The only paste tomato I planted was Striped Roman I grew from seeds bought from Baker Creek. I have complained before about my seed starting problems, but I wanted to try these so I selected the best two transplants and planted them. They grew slowly and I got a couple of tomatoes from each plant. I may try these again next year and hopefully do a better job starting them so I have good sized transplants to start with.


Heirloom Tomatoes

This year I planted Black Krim, Cherokee Purple, Big Rainbow, and Pineapple, all purchased plants. I had delusions of Black Krim being my “main” tomato and planted two of them. They did poorly, succumbing to disease early. The few tomatoes they produced split badly, so I only got to try a few which were not very good. People rave about Black Krim so I’m sure it’s a great tomato, just not this year in my garden. To add insult to injury, I gave away a couple plants to fellow gardeners who planted them in soil. Those thrived and produced a lot of tomatoes, most of which these fellow “gardeners” let drop on the ground and rot.
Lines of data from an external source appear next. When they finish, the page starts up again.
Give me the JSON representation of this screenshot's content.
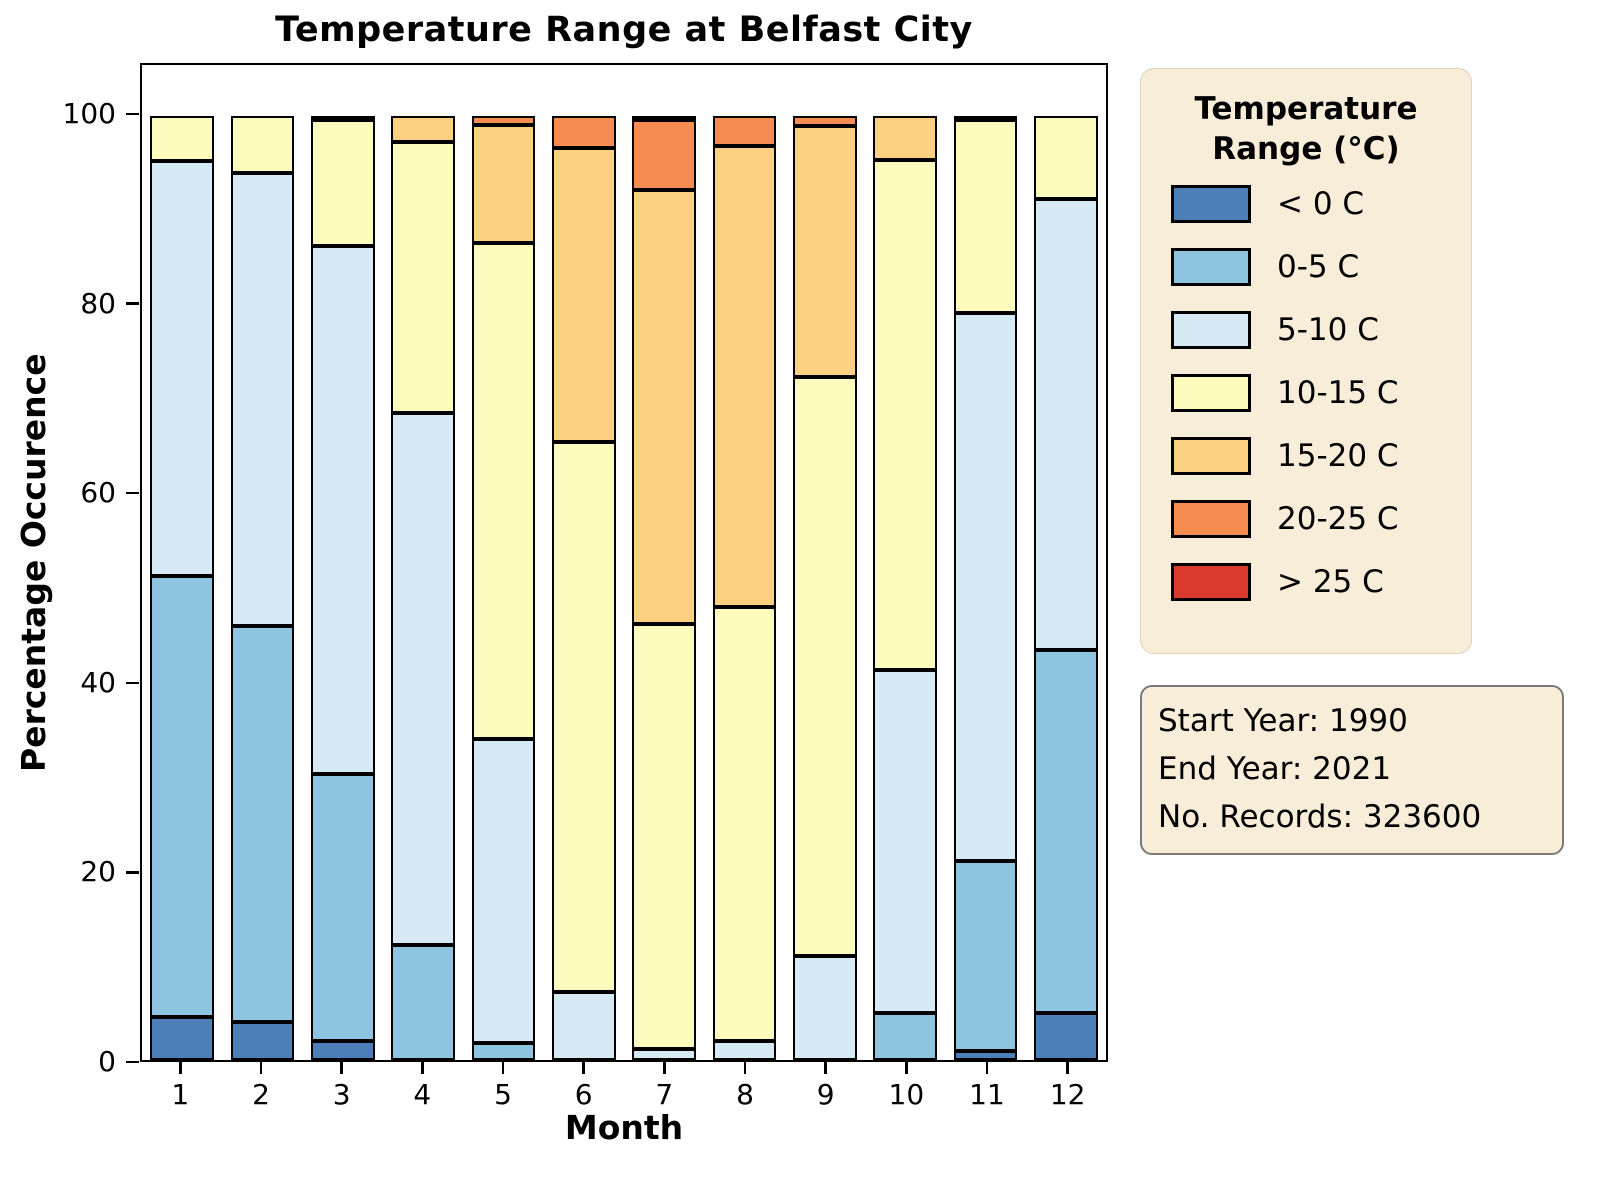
{
  "title": "Temperature Range at Belfast City",
  "axes": {
    "x_label": "Month",
    "y_label": "Percentage Occurence",
    "y_ticks": [
      0,
      20,
      40,
      60,
      80,
      100
    ],
    "x_ticks": [
      "1",
      "2",
      "3",
      "4",
      "5",
      "6",
      "7",
      "8",
      "9",
      "10",
      "11",
      "12"
    ]
  },
  "legend": {
    "title_line1": "Temperature",
    "title_line2": "Range (°C)",
    "items": [
      {
        "label": "< 0 C",
        "color": "#4c7fb8"
      },
      {
        "label": "0-5 C",
        "color": "#8fc4e1"
      },
      {
        "label": "5-10 C",
        "color": "#d5eaf4"
      },
      {
        "label": "10-15 C",
        "color": "#fdfabd"
      },
      {
        "label": "15-20 C",
        "color": "#fbd181"
      },
      {
        "label": "20-25 C",
        "color": "#f78c51"
      },
      {
        "label": "> 25 C",
        "color": "#d93a2b"
      }
    ]
  },
  "info_box": {
    "lines": [
      "Start Year: 1990",
      "End Year: 2021",
      "No. Records: 323600"
    ]
  },
  "chart_data": {
    "type": "bar",
    "stacked": true,
    "title": "Temperature Range at Belfast City",
    "xlabel": "Month",
    "ylabel": "Percentage Occurence",
    "ylim": [
      0,
      105.7
    ],
    "grid": false,
    "legend_position": "right",
    "categories": [
      1,
      2,
      3,
      4,
      5,
      6,
      7,
      8,
      9,
      10,
      11,
      12
    ],
    "series": [
      {
        "name": "< 0 C",
        "color": "#4c7fb8",
        "values": [
          4.6,
          4.0,
          2.0,
          0,
          0,
          0,
          0,
          0,
          0,
          0,
          1.0,
          5.0
        ]
      },
      {
        "name": "0-5 C",
        "color": "#8fc4e1",
        "values": [
          46.7,
          42.0,
          28.3,
          12.2,
          1.8,
          0,
          0,
          0,
          0,
          5.0,
          20.1,
          38.4
        ]
      },
      {
        "name": "5-10 C",
        "color": "#d5eaf4",
        "values": [
          43.9,
          48.0,
          56.0,
          56.3,
          32.2,
          7.2,
          1.2,
          2.0,
          11.0,
          36.3,
          58.0,
          47.8
        ]
      },
      {
        "name": "10-15 C",
        "color": "#fdfabd",
        "values": [
          4.8,
          6.0,
          13.4,
          28.8,
          52.5,
          58.3,
          45.1,
          46.0,
          61.4,
          54.0,
          20.5,
          8.8
        ]
      },
      {
        "name": "15-20 C",
        "color": "#fbd181",
        "values": [
          0,
          0,
          0.3,
          2.7,
          12.5,
          31.1,
          46.1,
          48.8,
          26.5,
          4.7,
          0.4,
          0
        ]
      },
      {
        "name": "20-25 C",
        "color": "#f78c51",
        "values": [
          0,
          0,
          0,
          0,
          1.0,
          3.4,
          7.4,
          3.2,
          1.1,
          0,
          0,
          0
        ]
      },
      {
        "name": "> 25 C",
        "color": "#d93a2b",
        "values": [
          0,
          0,
          0,
          0,
          0,
          0,
          0.2,
          0,
          0,
          0,
          0,
          0
        ]
      }
    ]
  }
}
The three other heirlooms I planted grew well early in the season and set fruit, but then slowed down. I wonder if I didn’t fertilize them enough or if it was the hot weather. The Cherokee Purple did show signs of late blight very early (and it was a Bonnie Plant, since I couldn’t find a locally grown plant). The first fruit was badly cat-faced and the others cracked badly. But I really like Cherokee Purple and will plant it again for the few slicers I do get. Big Rainbow and Pineapple were great tasting tomatoes, just wish I got a few more.


  1. I think fertilising is key. Whenever my tomato crops haven't done too well it is due to lack of food more than anything else. I didn't have much luck with my Black Krim last year either but I am trying again this year (with a new seed supplier) and it looks like its setting some fruit - we shall see...

    1. I think you are right, Liz. This was my first time with tomatoes in raised beds rather than in the ground. Mid-season fertilizing has got to be more important with the limited volume of soil available to the plants. Next year! Don't think Black Krim is in the plans, though.

  2. So many things can bring tomato production to a halt. Fertilizing them may have been helpful but I suspect the onset of fungal diseases probably was more likely the culprit. I fight that every year in my garden because we grow in a region that is damp and cool for much of the early summer months. Not good for heat lovers and definitely a breeding ground for bacteria, molds, and fungus. Over the years, I have been getting down to a short list of tomatoes that seem to at least have a fighting chance in our region. Not very sexy or exciting of a list though but necessary due to the constraints of my growing environment.

    1. Well it was definitely a bad year for disease, with a mild winter and hot, humid weather. My beds were brand new so soil-borne disease probably wasn't the problem. Lots of blight, early and late, however. Oh well, the seed catalogs are therapy for all that. Time to plan for next year.